The Korean War drama The Battle at Lake Changjin cost $200 million to make and grossed $931 worldwide, making it the highest-grossing Chinese film of all time. A trio of directors was responsible: Chen Kaige, Tsui Hark and Dante Lam, while the extensive digital augmentation was handled by VFX Supervisor Dennis Yeung. “We created two movies in 10 months, and the films also covered a large number of CG,” states Yeung. “In addition to the huge workload, most of the shooting sites were in the suburbs, and we shot many night scenes. There were many details that had to be worked out before shooting scenes, such as the model of the car, and the clothes of the soldiers had to be historically accurate.”

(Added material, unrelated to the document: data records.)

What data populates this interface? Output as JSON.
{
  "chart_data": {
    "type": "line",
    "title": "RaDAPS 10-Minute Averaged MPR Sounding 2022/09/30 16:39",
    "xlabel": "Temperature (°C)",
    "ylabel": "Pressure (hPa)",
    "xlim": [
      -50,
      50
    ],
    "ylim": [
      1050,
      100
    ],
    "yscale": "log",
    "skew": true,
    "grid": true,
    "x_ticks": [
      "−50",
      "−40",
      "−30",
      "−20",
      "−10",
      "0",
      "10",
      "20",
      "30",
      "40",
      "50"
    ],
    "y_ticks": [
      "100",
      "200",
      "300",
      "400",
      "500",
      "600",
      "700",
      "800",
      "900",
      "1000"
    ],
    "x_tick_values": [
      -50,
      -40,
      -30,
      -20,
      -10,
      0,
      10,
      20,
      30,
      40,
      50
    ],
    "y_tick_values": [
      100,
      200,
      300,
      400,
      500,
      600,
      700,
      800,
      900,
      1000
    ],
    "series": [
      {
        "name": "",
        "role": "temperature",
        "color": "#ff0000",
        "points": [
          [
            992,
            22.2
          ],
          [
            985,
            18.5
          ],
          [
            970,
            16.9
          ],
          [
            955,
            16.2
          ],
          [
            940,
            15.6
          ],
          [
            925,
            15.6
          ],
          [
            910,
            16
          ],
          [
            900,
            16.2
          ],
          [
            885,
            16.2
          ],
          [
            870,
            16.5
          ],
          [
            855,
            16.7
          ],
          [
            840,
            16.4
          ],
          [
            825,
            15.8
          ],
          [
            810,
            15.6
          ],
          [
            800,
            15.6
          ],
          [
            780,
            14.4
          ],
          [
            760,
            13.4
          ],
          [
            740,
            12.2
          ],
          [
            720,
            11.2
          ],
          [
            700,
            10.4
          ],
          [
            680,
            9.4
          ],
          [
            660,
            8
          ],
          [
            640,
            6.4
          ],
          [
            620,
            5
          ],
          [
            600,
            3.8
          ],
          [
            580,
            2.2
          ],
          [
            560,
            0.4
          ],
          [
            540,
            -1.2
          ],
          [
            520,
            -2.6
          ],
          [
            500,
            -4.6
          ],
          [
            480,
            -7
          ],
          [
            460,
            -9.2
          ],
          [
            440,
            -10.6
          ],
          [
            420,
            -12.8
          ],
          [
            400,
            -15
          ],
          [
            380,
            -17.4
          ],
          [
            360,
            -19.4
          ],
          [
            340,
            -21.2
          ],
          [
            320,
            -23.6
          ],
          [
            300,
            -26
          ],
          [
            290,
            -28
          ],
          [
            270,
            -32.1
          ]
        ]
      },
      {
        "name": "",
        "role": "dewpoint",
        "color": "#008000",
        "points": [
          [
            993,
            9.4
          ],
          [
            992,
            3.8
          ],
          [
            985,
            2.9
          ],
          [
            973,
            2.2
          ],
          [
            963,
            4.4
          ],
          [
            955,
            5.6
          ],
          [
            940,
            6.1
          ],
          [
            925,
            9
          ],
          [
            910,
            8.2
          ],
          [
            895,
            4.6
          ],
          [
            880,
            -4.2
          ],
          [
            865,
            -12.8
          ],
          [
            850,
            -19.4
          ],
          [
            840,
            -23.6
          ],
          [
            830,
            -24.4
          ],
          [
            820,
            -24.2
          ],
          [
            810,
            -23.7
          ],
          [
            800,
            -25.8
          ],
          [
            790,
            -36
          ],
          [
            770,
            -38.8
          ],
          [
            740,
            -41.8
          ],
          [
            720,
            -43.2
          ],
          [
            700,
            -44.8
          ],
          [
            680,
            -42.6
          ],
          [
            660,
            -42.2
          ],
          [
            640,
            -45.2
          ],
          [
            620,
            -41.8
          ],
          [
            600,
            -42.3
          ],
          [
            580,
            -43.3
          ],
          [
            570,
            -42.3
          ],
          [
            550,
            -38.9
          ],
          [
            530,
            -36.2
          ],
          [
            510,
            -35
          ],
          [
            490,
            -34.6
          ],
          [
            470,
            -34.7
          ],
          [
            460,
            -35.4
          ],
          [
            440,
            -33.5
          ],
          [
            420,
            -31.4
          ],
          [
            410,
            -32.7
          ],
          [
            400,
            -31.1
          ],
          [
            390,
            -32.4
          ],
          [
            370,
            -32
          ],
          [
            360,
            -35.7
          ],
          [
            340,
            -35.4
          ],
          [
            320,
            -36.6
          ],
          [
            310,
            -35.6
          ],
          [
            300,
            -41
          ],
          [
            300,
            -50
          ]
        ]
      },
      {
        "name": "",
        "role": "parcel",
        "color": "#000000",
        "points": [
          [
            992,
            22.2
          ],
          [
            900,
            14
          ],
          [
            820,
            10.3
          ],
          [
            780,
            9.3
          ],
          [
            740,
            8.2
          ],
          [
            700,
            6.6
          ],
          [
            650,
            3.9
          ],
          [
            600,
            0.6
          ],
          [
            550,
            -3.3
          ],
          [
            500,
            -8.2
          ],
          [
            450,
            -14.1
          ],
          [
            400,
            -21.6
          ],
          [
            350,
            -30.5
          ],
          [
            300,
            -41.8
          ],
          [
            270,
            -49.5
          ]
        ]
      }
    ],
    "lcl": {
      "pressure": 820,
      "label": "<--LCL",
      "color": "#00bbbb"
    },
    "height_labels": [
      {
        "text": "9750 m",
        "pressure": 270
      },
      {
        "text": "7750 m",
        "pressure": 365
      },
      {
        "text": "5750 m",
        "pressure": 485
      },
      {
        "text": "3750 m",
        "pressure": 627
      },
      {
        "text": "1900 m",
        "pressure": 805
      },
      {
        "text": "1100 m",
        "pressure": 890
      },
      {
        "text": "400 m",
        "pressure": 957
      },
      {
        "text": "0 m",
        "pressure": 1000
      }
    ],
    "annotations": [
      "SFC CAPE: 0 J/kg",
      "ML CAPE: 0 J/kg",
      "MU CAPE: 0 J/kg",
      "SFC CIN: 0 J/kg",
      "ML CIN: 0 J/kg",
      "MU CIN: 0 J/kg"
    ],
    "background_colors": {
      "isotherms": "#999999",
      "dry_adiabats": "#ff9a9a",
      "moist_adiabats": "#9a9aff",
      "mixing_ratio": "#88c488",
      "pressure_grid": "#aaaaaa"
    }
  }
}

Among the visual effects vendors recruited was DNEG. “There was one plate element for the opening scene that was shot on a crane with the actor, and we had to insert that into the flying camera and make him work in the overall CG world,” remarks Lee Sullivan, VFX supervisor at DNEG. “You see a column of 100 soldiers in uniform marching out of a landing ship, and they built just the big doors as a front. A couple of real tanks and jeeps are driving as well as 20 tents, which is a big build, but at the same time, we had to extend that crane move, transition into a drone shot and extend everything around the beach. Then you cut down to more surface-level shots where we are extending out the tent village, vehicles and planes flying overhead; meanwhile, the burning Inchon is always in the background.” Being able to balance stylization and realism was not an easy task. “I remember there was this tank fight, and you’re following the bullet in a bullet-time type of shot that was full CG,” recalls Philipp Wolf, the film’s Visual Effects Executive Producer and Executive-in-Charge, Corporate Strategy at DNEG. “That was interesting to get it right – to create a stylized shot that ultimately needs to feel real, which is hard when you’re doing something a camera can’t do. But it was neat in the end.”